Dovendosi poi ritenere che la condotta trasgressiva rilevante agli effetti che qui interessano, sia solo quella che integra il concetto di "violazione" che si è già delineato con riferimento alla prima delle questioni oggetto del presente giudizio, si sopiscono le preoccupazioni del giudice a quo circa il fatto che l'interpretazione offerta sarebbe ostacolata dal "rigido schematismo" che caratterizzerebbe l'intervento del tribunale di sorveglianza, risultando al tempo stesso inidonea a risolvere "quei casi limite, in cui, ad una aperta violazione delle prescrizioni di semidetenzione ovvero di libertà controllata, segue un comportamento del condannato non propriamente inosservante bensì semplicemente intempestivo".
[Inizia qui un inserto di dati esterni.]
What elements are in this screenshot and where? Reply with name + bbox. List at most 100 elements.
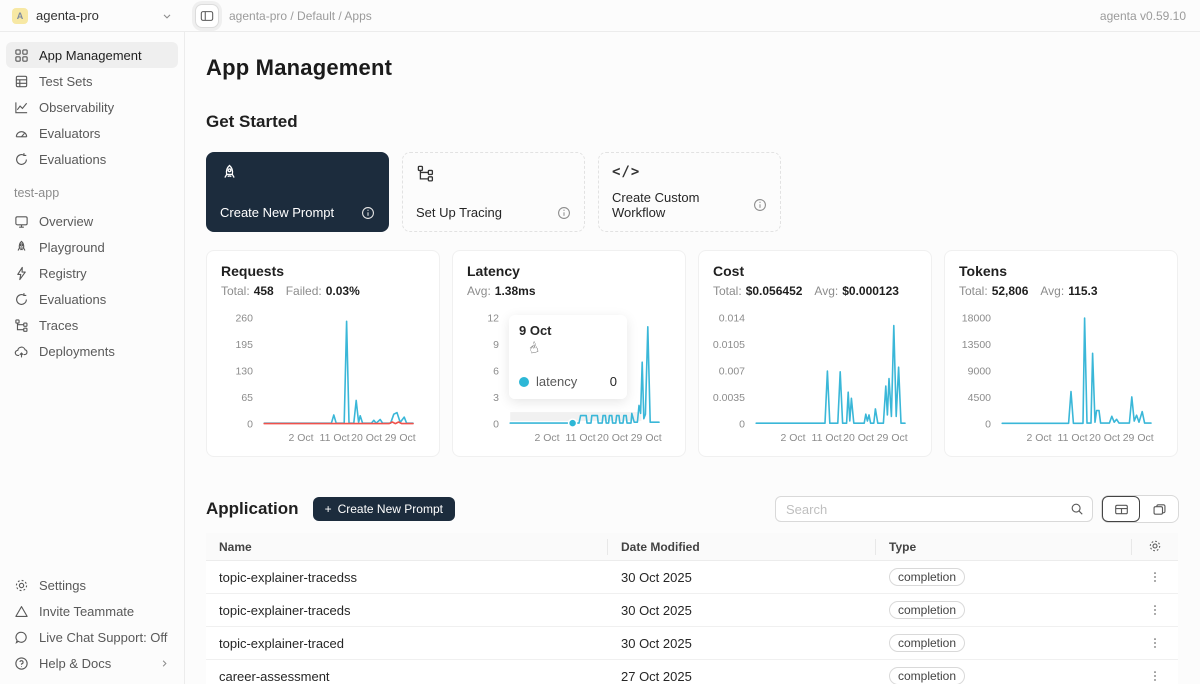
- sidebar: App Management Test Sets Observability E…: [0, 32, 185, 684]
- create-new-prompt-button[interactable]: + Create New Prompt: [313, 497, 455, 521]
- svg-text:2 Oct: 2 Oct: [534, 432, 559, 444]
- svg-text:11 Oct: 11 Oct: [566, 432, 596, 444]
- table-view-icon: [1114, 502, 1129, 517]
- row-more-button[interactable]: [1132, 669, 1178, 683]
- svg-text:2 Oct: 2 Oct: [780, 432, 805, 444]
- sidebar-item-overview[interactable]: Overview: [6, 208, 178, 234]
- tokens-chart[interactable]: 04500900013500180002 Oct11 Oct20 Oct29 O…: [959, 308, 1163, 453]
- svg-text:0: 0: [739, 419, 745, 431]
- gear-icon[interactable]: [1148, 539, 1162, 555]
- set-up-tracing-card[interactable]: Set Up Tracing: [402, 152, 585, 232]
- observability-icon: [14, 100, 29, 115]
- breadcrumb[interactable]: agenta-pro / Default / Apps: [229, 9, 372, 23]
- info-circle-icon[interactable]: [753, 198, 767, 212]
- svg-text:0.014: 0.014: [719, 313, 745, 325]
- requests-card: Requests Total:458 Failed:0.03% 06513019…: [206, 250, 440, 457]
- stat-value: 52,806: [992, 284, 1029, 298]
- refresh-icon: [14, 292, 29, 307]
- svg-text:130: 130: [235, 366, 253, 378]
- svg-text:0.0105: 0.0105: [713, 339, 745, 351]
- svg-text:0.007: 0.007: [719, 366, 745, 378]
- trace-tree-icon: [416, 164, 571, 183]
- app-date: 30 Oct 2025: [608, 636, 876, 651]
- cost-chart[interactable]: 00.00350.0070.01050.0142 Oct11 Oct20 Oct…: [713, 308, 917, 453]
- latency-card: Latency Avg:1.38ms 0369122 Oct11 Oct20 O…: [452, 250, 686, 457]
- info-circle-icon[interactable]: [361, 206, 375, 220]
- info-circle-icon[interactable]: [557, 206, 571, 220]
- column-header-date-modified[interactable]: Date Modified: [608, 539, 876, 555]
- sidebar-item-help-docs[interactable]: Help & Docs: [6, 650, 178, 676]
- table-view-button[interactable]: [1102, 496, 1140, 522]
- pointer-cursor-icon: ☝: [526, 338, 540, 358]
- search-icon[interactable]: [1070, 502, 1084, 516]
- sidebar-item-settings[interactable]: Settings: [6, 572, 178, 598]
- sidebar-item-app-evaluations[interactable]: Evaluations: [6, 286, 178, 312]
- sidebar-item-registry[interactable]: Registry: [6, 260, 178, 286]
- row-more-button[interactable]: [1132, 570, 1178, 584]
- sidebar-item-label: App Management: [39, 48, 142, 63]
- sidebar-item-invite-teammate[interactable]: Invite Teammate: [6, 598, 178, 624]
- workspace-switcher[interactable]: A agenta-pro: [0, 8, 185, 24]
- app-name: topic-explainer-traced: [206, 636, 608, 651]
- svg-text:0: 0: [493, 419, 499, 431]
- chevron-down-icon: [161, 10, 173, 22]
- sidebar-item-label: Deployments: [39, 344, 115, 359]
- svg-text:6: 6: [493, 366, 499, 378]
- sidebar-item-label: Live Chat Support: Off: [39, 630, 167, 645]
- sidebar-item-live-chat[interactable]: Live Chat Support: Off: [6, 624, 178, 650]
- chevron-right-icon: [159, 658, 170, 669]
- card-view-button[interactable]: [1140, 496, 1178, 522]
- sidebar-item-app-management[interactable]: App Management: [6, 42, 178, 68]
- sidebar-item-evaluations[interactable]: Evaluations: [6, 146, 178, 172]
- sidebar-item-observability[interactable]: Observability: [6, 94, 178, 120]
- create-custom-workflow-card[interactable]: </> Create Custom Workflow: [598, 152, 781, 232]
- sidebar-item-deployments[interactable]: Deployments: [6, 338, 178, 364]
- sidebar-item-traces[interactable]: Traces: [6, 312, 178, 338]
- svg-text:11 Oct: 11 Oct: [1058, 432, 1088, 444]
- stat-label: Total:: [221, 284, 250, 298]
- workspace-name: agenta-pro: [36, 8, 99, 23]
- svg-text:29 Oct: 29 Oct: [1123, 432, 1154, 444]
- type-badge: completion: [889, 601, 965, 619]
- table-row[interactable]: topic-explainer-traced 30 Oct 2025 compl…: [206, 627, 1178, 660]
- triangle-icon: [14, 604, 29, 619]
- svg-text:11 Oct: 11 Oct: [812, 432, 842, 444]
- table-row[interactable]: topic-explainer-tracedss 30 Oct 2025 com…: [206, 561, 1178, 594]
- sidebar-item-label: Help & Docs: [39, 656, 111, 671]
- sidebar-item-evaluators[interactable]: Evaluators: [6, 120, 178, 146]
- svg-text:29 Oct: 29 Oct: [877, 432, 908, 444]
- lightning-icon: [14, 266, 29, 281]
- cost-card: Cost Total:$0.056452 Avg:$0.000123 00.00…: [698, 250, 932, 457]
- stat-value: 458: [254, 284, 274, 298]
- table-row[interactable]: career-assessment 27 Oct 2025 completion: [206, 660, 1178, 684]
- svg-text:3: 3: [493, 392, 499, 404]
- sidebar-item-playground[interactable]: Playground: [6, 234, 178, 260]
- rocket-icon: [220, 164, 375, 183]
- stat-title: Cost: [713, 263, 917, 279]
- create-new-prompt-card[interactable]: Create New Prompt: [206, 152, 389, 232]
- sidebar-item-test-sets[interactable]: Test Sets: [6, 68, 178, 94]
- gauge-icon: [14, 126, 29, 141]
- svg-text:11 Oct: 11 Oct: [320, 432, 350, 444]
- workspace-avatar: A: [12, 8, 28, 24]
- type-badge: completion: [889, 634, 965, 652]
- sidebar-toggle-button[interactable]: [195, 4, 219, 28]
- svg-text:2 Oct: 2 Oct: [1026, 432, 1051, 444]
- search-input[interactable]: [786, 502, 1070, 517]
- table-row[interactable]: topic-explainer-traceds 30 Oct 2025 comp…: [206, 594, 1178, 627]
- main-content: App Management Get Started Create New Pr…: [185, 32, 1200, 684]
- svg-text:29 Oct: 29 Oct: [631, 432, 662, 444]
- sidebar-item-label: Settings: [39, 578, 86, 593]
- row-more-button[interactable]: [1132, 636, 1178, 650]
- rocket-icon: [14, 240, 29, 255]
- column-settings-cell: [1132, 539, 1178, 555]
- app-date: 30 Oct 2025: [608, 603, 876, 618]
- svg-text:20 Oct: 20 Oct: [843, 432, 874, 444]
- svg-text:9: 9: [493, 339, 499, 351]
- refresh-icon: [14, 152, 29, 167]
- requests-chart[interactable]: 0651301952602 Oct11 Oct20 Oct29 Oct: [221, 308, 425, 453]
- column-header-type[interactable]: Type: [876, 539, 1132, 555]
- svg-text:20 Oct: 20 Oct: [597, 432, 628, 444]
- column-header-name[interactable]: Name: [206, 539, 608, 555]
- row-more-button[interactable]: [1132, 603, 1178, 617]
Una volta affermato, infatti, che la trasgressione del "prescrizionale di comportamento" deve essere apprezzata dal giudice per verificare se la stessa integri, nel senso che si è già chiarito, la "violazione" che la norma postula a fondamento della conversione, ne consegue, da un lato, che un simile apprezzamento non può certo svolgersi su di un piano di rigoroso automatismo, mentre, sotto altro profilo, è proprio l'elasticità dei parametri a consentire di portare ad adeguata soluzione quei "casi limite" ai quali ha fatto riferimento il giudice a quo.

PER QUESTI MOTIVI

LA CORTE COSTITUZIONALE

dichiara non fondate, nei sensi di cui in motivazione, le questioni di legittimità costituzionale dell'art. 66, primo comma, della legge 24 novembre 1981, n. 689 (Modifiche al sistema penale) sollevate, in riferimento agli artt. 13 e 27, terzo comma, della Costituzione, dal Tribunale di sorveglianza di Ancona con l'ordinanza in epigrafe.

Così deciso in Roma, nella sede della Corte costituzionale, Palazzo della Consulta, il 15/04/92.

Aldo CORASANITI, Presidente

Giuliano VASSALLI, Redattore

Depositata in cancelleria il 28/04/92.